En el mundo discursivo del fútbol, cada tanto algún DT necesita explicar lo obvio: que “el rival también juega”. Porque, en la fantasía de muchos hinchas, solo juega nuestro equipo. Si ganamos, es mérito nuestro. Si perdemos, es nuestra culpa. Porque enfrente, parece, no hay nadie. Un tango unipersonal.

El mundo de las pasiones futboleras es pródigo en cierto tipo de fantasías. Ganar siempre y no jugar contra nadie: he aquí su escena ideal.

Lo mismo cuando un nuevo DT se hace cargo de la selección nacional: se le pide que ponga todos delanteros de área, con la idea de que así haremos más goles. Se le reclama, además, que el equipo juegue lindo, etc. Un infierno. Pero además, un ejemplo de cómo los adultos pueden comportarse como criaturitas poco avispadas.

Si ganamos, lo tenemos merecido. Si perdemos, también. La esencia de la meritocracia anida en ciertos infrapensamientos futboleros.

Aunque en realidad el asunto trasciende los tablones, y hace que algunos sujetos se imaginen por fuera de cualquier trama jurídica: es la fantasía profunda de la victoria definitiva y el aniquilamiento del rival. Una victoria, digamos, “para siempre”, metafísica. Es más o menos la concepción de la guerra que tenían, por caso, los asirios: todos a degüello, sin prisioneros. Clausewitz la dio vuelta hace rato, pero hay gente –”lagente”– que no se enteró, y vocifera y ejecuta mierda en todos lados. En la calle, en las canchas, a la salida de una discoteca.

Es la antipolitica, componente básico del discurso del odio. Y acaso uno de los efectos a largo plazo de la herencia ideológica que dejó la Libertadora del ‘55 es el odio a la política.
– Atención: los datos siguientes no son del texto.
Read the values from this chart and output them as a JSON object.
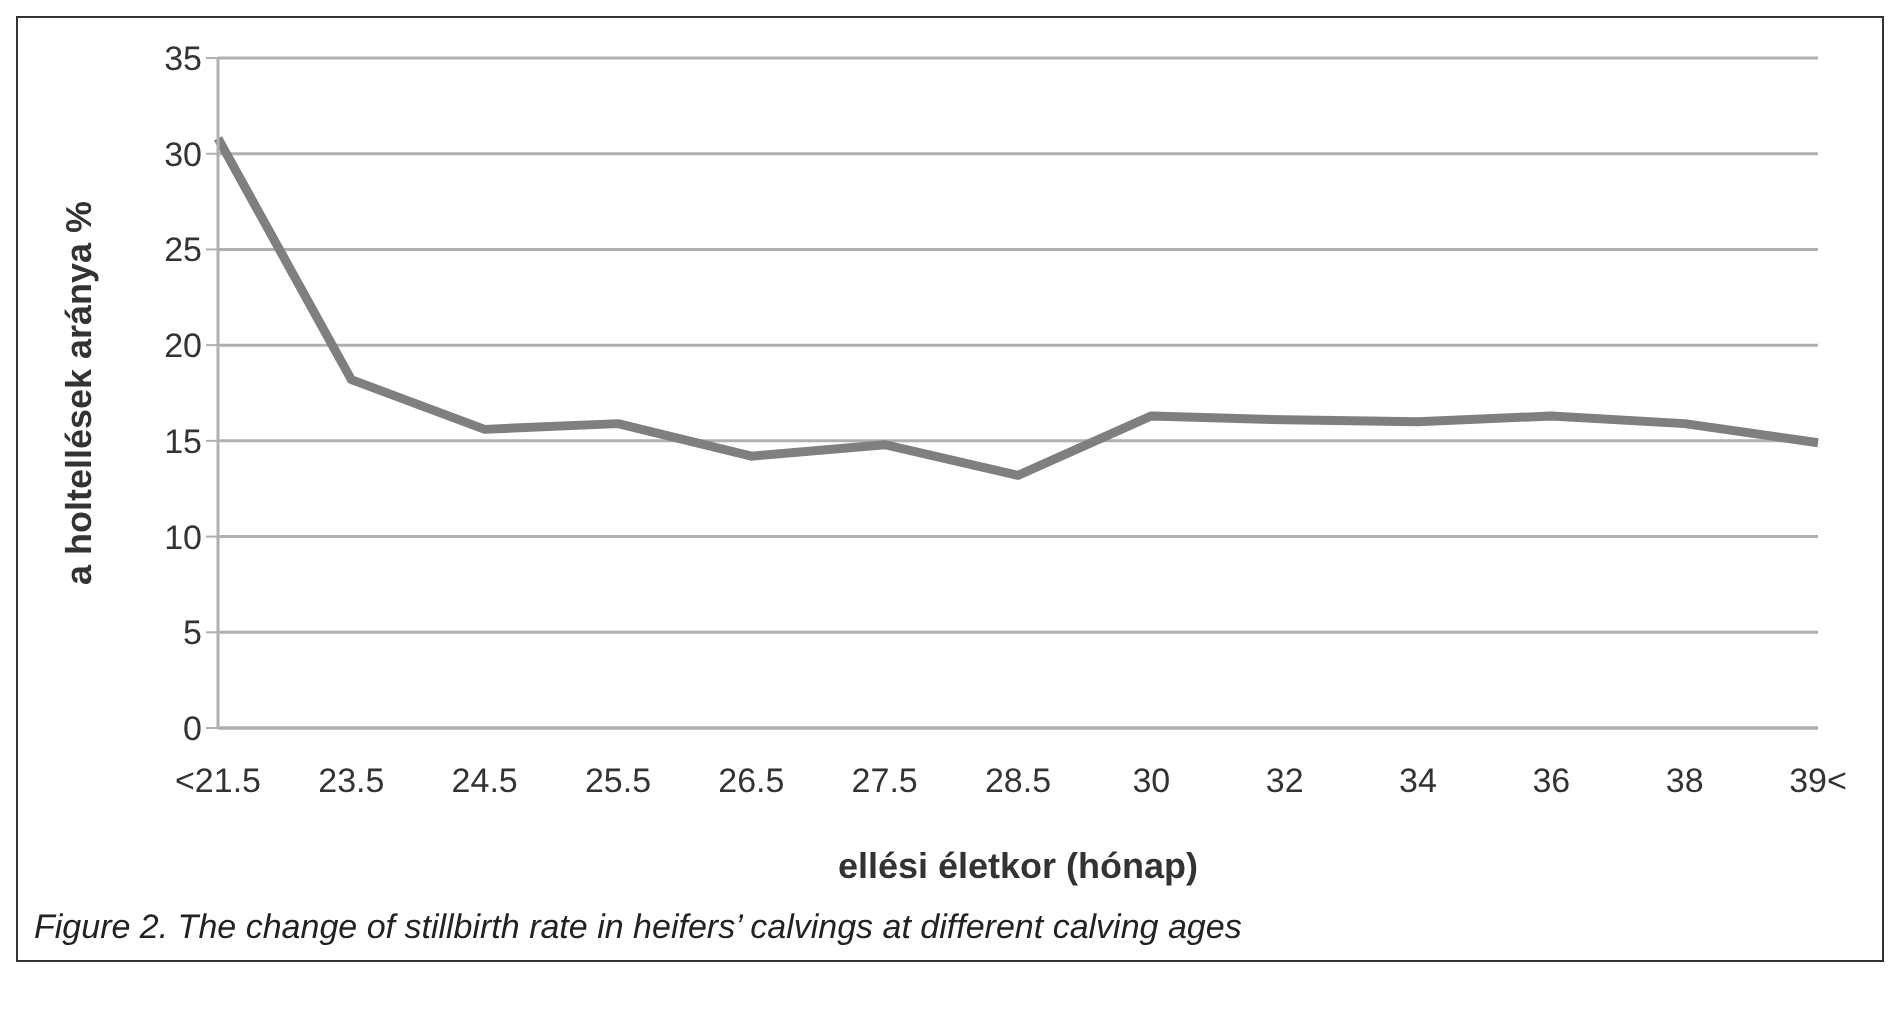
{
  "chart_data": {
    "type": "line",
    "xlabel": "ellési életkor (hónap)",
    "ylabel": "a holtellések aránya %",
    "categories": [
      "<21.5",
      "23.5",
      "24.5",
      "25.5",
      "26.5",
      "27.5",
      "28.5",
      "30",
      "32",
      "34",
      "36",
      "38",
      "39<"
    ],
    "series": [
      {
        "color": "#7f7f7f",
        "values": [
          30.8,
          18.2,
          15.6,
          15.9,
          14.2,
          14.8,
          13.2,
          16.3,
          16.1,
          16.0,
          16.3,
          15.9,
          14.9
        ]
      }
    ],
    "ylim": [
      0,
      35
    ],
    "yticks": [
      0,
      5,
      10,
      15,
      20,
      25,
      30,
      35
    ],
    "grid": "y",
    "legend": false,
    "marker": "none",
    "line_style": "solid",
    "annotations": [
      "Figure 2. The change of stillbirth rate in heifers’ calvings at different calving ages"
    ]
  }
}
Una pequeña digresión. La propia palabra “política” incomodaba a mi padre, afiliado radical. Porque a través de la política se discutían más o menos derechos, y ese asunto lo malhumoraba y enfurecía. Porque hablar de “derechos” era de peronista. Su imagen del orden excluía a la política. Y obviamente a los derechos: solo había deberes.

La política como práctica “sucia” fue estigmatizada por Osvaldo Soriano en aquella frase llena de mala fe en No habrá más penas ni olvidos, donde un personaje dice “Nunca me metí en política, siempre fui peronista”.

En forma paralela transitaba el relato que mi padre se hacía de sí mismo. Necesitaba inventarse como alguien que obtuvo sus logros sin ayuda de nadie. Así fue que ocultó en todo momento el préstamo que le hizo su propio padre para poder cambiar de casa. Era nada más que un préstamo, pero para él implicaba la confesión de un fracaso personal.

Ya jubilado, fue víctima de una estafa piramidal. Compró el cuento de un negocio para vender detergentes y perdió plata. Nunca quiso hablar del tema; lo hubiese obligado a revisar toda su estructura emocional de simpatías, todo su mundo de referencias. No iba a suceder, ya que esa misma estructura excluía toda chance de revisión. No cambió nunca ni su manera de peinarse.

Pero sigamos. Imaginarse por fuera de cualquier trama jurídica –fuera del alcance de toda ley– es también fantasear con cierta impunidad. “A mi no me va a pasar nada, ¿qué me puede pasar?”, dice el tipo que decide no ponerse un preservativo antes del sexo, o el que corre picadas en plena ciudad. O el que maneja borracho, o el que no acata las decisiones en materia sanitaria en medio de una pandemia. O el que golpea con violencia a quien le reprocha su irresponsabilidad.

¿Qué llevó a tantas personas a viajar a Monte Hermoso, a Pinamar, a Villa Gesell, tras el pedido de aislamiento social por el coronavirus? ¿Qué les hizo pensar que se trata de vacaciones? Los mecanismos de negación se activan solo a nivel individual: no se trata de una masa de personas, sino de centenares de individuos sin otro vínculo entre sí que la elección de una playa en medio de una situación de riesgo social.

Otro tanto les cabe, de paso, a los que compran abusivamente ciertos productos, vacían las góndolas y dejan al resto sin nada.

¿Son sociópatas? No. ¿Irresponsables? Claro que sí. ¿Por qué? Porque viven en la fantasía de que pueden hacer cualquier cosa sin pagar costo alguno. Un modelo de conducta y pensamiento calcado de los CEOs que se sienten por encima de todo.

Y odian, obviamente, la política. Porque es lo único que, con sus más y sus menos, puede ponerles un límite.